Noise reduction can further be achieved by installing in-line silencers within the piping of the ventilation system.
“With staged fans and in-line silencers, it is possible to reduce noise in ventilation systems by as much as 12 dBA,” he says.
Silencing Rock Drills
Machoy Consulting has long been involved in studying and evaluating noise generated by impact-drilling hammers, such as rock drills, used in underground mine rock-face drilling.
Since the majority of rock drills are pneumatically operated, with internal moving parts usually made of metal, these machines are deafeningly loud and require the operator to wear ear protection, according to health and safety regulations.
“We suggest that miners using these noisy rock drills first address noise generated by the exhaust of the drill before they consider other methods of noise attenuation,” says Mackenzie-Hoy, adding that exhausts of rock drills produce a high-pitched swishing sound. Exhaust noises can be attenuated with a muffler, which is similar to an exhaust muffler used for motor vehicles.
“To get rid of the clanking sound produced by the internal metal components would require replacing them with hardened plastic components,” he says.
Mackenzie-Hoy notes that replacing metal com-ponents with hardened plas- tic components will slightly increase component-replace-ment intervals. It bears con-sidering, though, that the usual metal components will also require regular maintenance, so checking of metal com-ponents ultimately takes place as regularly as checking of plastic components.
“Using plastic internal parts in conjunction with an exhaust muffler can reduce noise produced by a rock drill by as much as 20 dBA,” he says.
Silencing a rock drill can reduce operator fatigue, as the operator can work more efficiently in a more comfortable working environment.
Mackenzie-Hoy states that, although rock drill operators are issued with ear protection, the operators usually do not wear them because they are uncomfortable, especially in hot underground environments.
Also, operators have to remove the protection during verbal communication with other workers while other rock drills are being operated. “This gap during which operators are exposed to noise can lead to noise-induced hearing loss and, because they are using heavily vibrating machines, there is also the probability of the operators suffering early body fatigue,” he says.

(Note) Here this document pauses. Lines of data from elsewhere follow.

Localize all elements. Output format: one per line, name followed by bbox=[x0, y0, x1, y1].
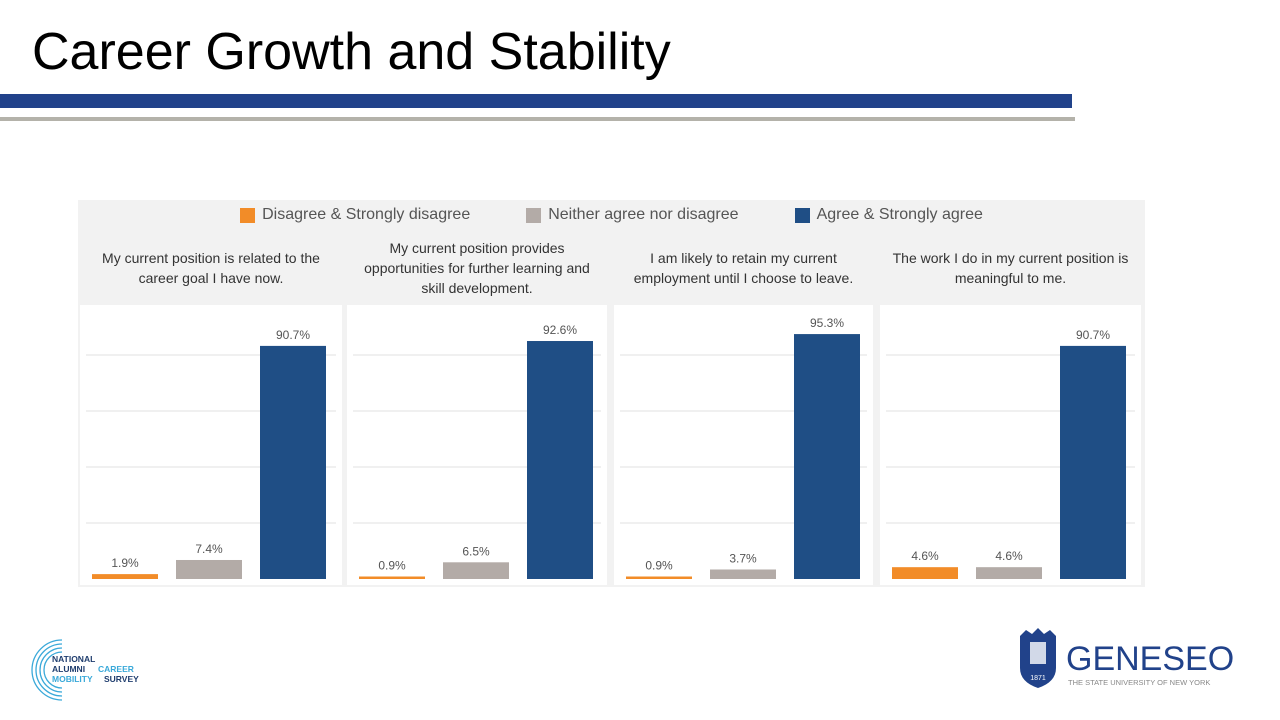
logo-text: CAREER bbox=[98, 664, 134, 674]
legend-swatch bbox=[794, 207, 810, 223]
panel-plot: 0.9% 6.5% 92.6% bbox=[347, 305, 607, 585]
data-label: 3.7% bbox=[729, 551, 757, 565]
title-rule-blue bbox=[0, 94, 1072, 108]
data-label: 95.3% bbox=[810, 316, 844, 330]
panel-plot: 4.6% 4.6% 90.7% bbox=[880, 305, 1141, 585]
data-label: 4.6% bbox=[911, 549, 939, 563]
panel-title: I am likely to retain my current employm… bbox=[633, 250, 854, 286]
data-label: 90.7% bbox=[1076, 328, 1110, 342]
geneseo-logo: 1871 GENESEO THE STATE UNIVERSITY OF NEW… bbox=[1020, 628, 1234, 688]
data-label: 7.4% bbox=[195, 542, 223, 556]
legend-label: Disagree & Strongly disagree bbox=[262, 206, 471, 223]
bar bbox=[976, 567, 1042, 579]
bar bbox=[527, 341, 593, 579]
panel-title: My current position provides opportuniti… bbox=[364, 240, 590, 296]
legend-item: Disagree & Strongly disagree bbox=[240, 206, 470, 224]
data-label: 90.7% bbox=[276, 328, 310, 342]
panel-title: My current position is related to the ca… bbox=[102, 250, 320, 286]
data-label: 4.6% bbox=[995, 549, 1023, 563]
bar bbox=[176, 559, 242, 579]
data-label: 1.9% bbox=[111, 556, 139, 570]
logo-subtitle: THE STATE UNIVERSITY OF NEW YORK bbox=[1068, 678, 1210, 687]
slide-title: Career Growth and Stability bbox=[32, 23, 671, 81]
legend-item: Neither agree nor disagree bbox=[526, 206, 739, 224]
bar bbox=[794, 334, 860, 579]
legend: Disagree & Strongly disagree Neither agr… bbox=[78, 206, 1145, 224]
bar bbox=[892, 567, 958, 579]
bar bbox=[626, 576, 692, 579]
legend-swatch bbox=[240, 207, 256, 223]
legend-label: Agree & Strongly agree bbox=[816, 206, 983, 223]
legend-swatch bbox=[526, 207, 542, 223]
data-label: 0.9% bbox=[378, 559, 406, 573]
legend-label: Neither agree nor disagree bbox=[548, 206, 739, 223]
logo-text: MOBILITY bbox=[52, 674, 93, 684]
logo-name: GENESEO bbox=[1066, 640, 1234, 678]
bar bbox=[710, 569, 776, 579]
logo-text: ALUMNI bbox=[52, 664, 85, 674]
panel-title: The work I do in my current position is … bbox=[892, 250, 1129, 286]
bar bbox=[260, 345, 326, 579]
data-label: 92.6% bbox=[543, 323, 577, 337]
chart: Disagree & Strongly disagree Neither agr… bbox=[78, 200, 1145, 587]
title-rule-gray bbox=[0, 117, 1075, 121]
bar bbox=[1060, 345, 1126, 579]
logo-year: 1871 bbox=[1030, 675, 1046, 682]
bar bbox=[443, 562, 509, 579]
bar bbox=[92, 574, 158, 579]
legend-item: Agree & Strongly agree bbox=[794, 206, 983, 224]
panel-plot: 0.9% 3.7% 95.3% bbox=[614, 305, 873, 585]
data-label: 0.9% bbox=[645, 559, 673, 573]
logo-text: SURVEY bbox=[104, 674, 139, 684]
panel-plot: 1.9% 7.4% 90.7% bbox=[80, 305, 342, 585]
logo-text: NATIONAL bbox=[52, 654, 95, 664]
bar bbox=[359, 576, 425, 579]
nacms-logo: NATIONAL ALUMNI CAREER MOBILITY SURVEY bbox=[31, 639, 139, 701]
data-label: 6.5% bbox=[462, 544, 490, 558]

Early body fatigue affects young people in that they suffer from severe exhaustion.
In considering measures to decrease noise emitted by mining ventilation systems and rock drills, Mackenzie-Hoy says, it is best to tackle issues of noise in mining situations on a large scale.
The operating efficiency of crushers can be improved through evaluating noises produced by the machine.
“Many crusher technicians often tell us they can hear when the crusher is operating efficiently, but sometimes they are provided with a false perception of the noise, owing to crushers being placed in areas prone to high levels of building reverberation,” says Mackenzie-Hoy.
Machoy Consulting has used an acoustic camera to provide an image of sound signatures.
“With this camera, we can see the noise hot spots in and around the crusher and, with this information, we can identify where the noise is coming from and focus our attention on those areas to increase the machine’s performance,” he says.
To test whether the machine is operating most efficiently, Mackenzie-Hoy explains, a crusher technician needs to have the machine operating according to the technician’s perception of efficient operation. “At this stage, we can evaluate the machine using the acoustic camera to ascertain whether it is really operating at its most efficient levels by listening to how ore flows through the machine and how components operate,” he says.
However, although this technique has never been used, Mackenzie-Hoy believes the company will soon use this technique to enhance the operation of crushers, as the machines can be fine-tuned to operate at their peak.